A numerical investigation was performed into the resin flow that occurs during the manufacture of thermoplastic matrix composite materials. Specific attention was directed towards modeling the fiber/matrix consolidation that occurs during resin film stacking/compression molding processes. The understanding of these processes is important to the field of composite materials because it is desirable to know the proper processing conditions to apply during manufacturing to obtain completely consolidated, void-free thermoplastic resin composite parts.
The numerical study was based on the assumption of two-dimensional Darcy flow through stationary porous media. Fiber motion was neglected and quasi-steady state flow conditions were assumed.
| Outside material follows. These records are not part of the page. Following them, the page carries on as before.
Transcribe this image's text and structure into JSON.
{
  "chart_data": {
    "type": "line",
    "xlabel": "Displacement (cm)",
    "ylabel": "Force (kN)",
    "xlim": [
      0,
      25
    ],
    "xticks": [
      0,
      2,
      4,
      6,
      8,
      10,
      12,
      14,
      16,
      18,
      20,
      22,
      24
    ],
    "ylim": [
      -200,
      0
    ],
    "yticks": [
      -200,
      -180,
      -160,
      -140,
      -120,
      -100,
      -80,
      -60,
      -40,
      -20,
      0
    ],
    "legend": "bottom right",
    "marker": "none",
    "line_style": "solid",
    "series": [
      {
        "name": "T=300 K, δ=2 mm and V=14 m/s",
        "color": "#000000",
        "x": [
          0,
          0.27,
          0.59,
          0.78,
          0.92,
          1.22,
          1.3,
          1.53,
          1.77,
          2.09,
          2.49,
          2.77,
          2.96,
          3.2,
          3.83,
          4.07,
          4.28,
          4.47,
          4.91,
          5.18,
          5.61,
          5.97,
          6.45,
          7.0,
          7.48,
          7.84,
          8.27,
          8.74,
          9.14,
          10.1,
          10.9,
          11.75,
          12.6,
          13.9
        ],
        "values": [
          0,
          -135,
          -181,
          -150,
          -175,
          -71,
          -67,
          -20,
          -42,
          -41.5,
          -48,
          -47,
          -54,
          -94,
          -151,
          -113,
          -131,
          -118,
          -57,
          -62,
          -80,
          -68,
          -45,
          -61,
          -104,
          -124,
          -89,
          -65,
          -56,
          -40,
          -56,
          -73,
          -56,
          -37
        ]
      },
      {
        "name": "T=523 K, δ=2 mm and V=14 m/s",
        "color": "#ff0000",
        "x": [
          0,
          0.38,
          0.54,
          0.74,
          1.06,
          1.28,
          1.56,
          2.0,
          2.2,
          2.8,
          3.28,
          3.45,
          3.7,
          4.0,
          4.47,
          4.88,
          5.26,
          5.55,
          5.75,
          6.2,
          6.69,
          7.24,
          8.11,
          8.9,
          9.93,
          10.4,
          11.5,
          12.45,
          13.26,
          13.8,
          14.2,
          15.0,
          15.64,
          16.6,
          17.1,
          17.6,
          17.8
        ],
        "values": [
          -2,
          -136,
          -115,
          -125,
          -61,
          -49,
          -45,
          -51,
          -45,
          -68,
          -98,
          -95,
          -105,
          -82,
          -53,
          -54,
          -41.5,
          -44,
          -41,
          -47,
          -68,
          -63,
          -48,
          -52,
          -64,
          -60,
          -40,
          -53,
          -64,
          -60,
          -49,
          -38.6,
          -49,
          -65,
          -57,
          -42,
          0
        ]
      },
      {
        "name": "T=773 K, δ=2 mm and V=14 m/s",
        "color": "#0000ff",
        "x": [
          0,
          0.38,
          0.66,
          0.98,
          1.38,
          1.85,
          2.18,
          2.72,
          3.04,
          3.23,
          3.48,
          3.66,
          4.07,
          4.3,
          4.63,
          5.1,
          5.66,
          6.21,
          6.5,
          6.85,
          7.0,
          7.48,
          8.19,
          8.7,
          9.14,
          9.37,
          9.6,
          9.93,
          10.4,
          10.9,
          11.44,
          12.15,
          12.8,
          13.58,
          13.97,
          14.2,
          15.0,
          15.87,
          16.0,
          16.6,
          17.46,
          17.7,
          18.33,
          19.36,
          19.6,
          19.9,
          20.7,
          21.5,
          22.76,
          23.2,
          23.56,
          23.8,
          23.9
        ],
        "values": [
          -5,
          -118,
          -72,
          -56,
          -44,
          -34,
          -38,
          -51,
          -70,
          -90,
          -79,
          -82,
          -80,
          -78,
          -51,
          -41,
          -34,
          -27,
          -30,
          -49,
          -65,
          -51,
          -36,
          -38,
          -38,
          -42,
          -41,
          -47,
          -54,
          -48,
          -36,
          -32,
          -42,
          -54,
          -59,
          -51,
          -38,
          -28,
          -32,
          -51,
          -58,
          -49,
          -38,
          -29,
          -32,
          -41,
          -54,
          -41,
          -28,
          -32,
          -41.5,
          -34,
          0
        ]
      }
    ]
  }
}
Inhomogeneity and anisotropy of fibrous preforms were allowed for. Due to the degree of geometrical complexity inherent to impregnation processes, the computational technique of boundary-fitted coordinate systems encompassing numerical grid generation was used and was found to be suitable for solving flow problems involving moving boundaries. The boundary conditions chosen for the investigation include constant applied pressure at the inlet, no-slip flow conditions along all walls, and vanishing shear stress along the impregnation front. Resin front/mold wall contact point movement was accomplished using either a no-slip based relocation algorithm or an imposed orthogonality method.
Results are presented in the forms of temporal impregnation front positions and neat resin depth distributions for two sample process configurations. From the analysis of this information, processing parameters are suggested with which the successful manufacturing of thermoplastic composite materials can be accomplished. The need for further experimental and analytical work in this area is also discussed.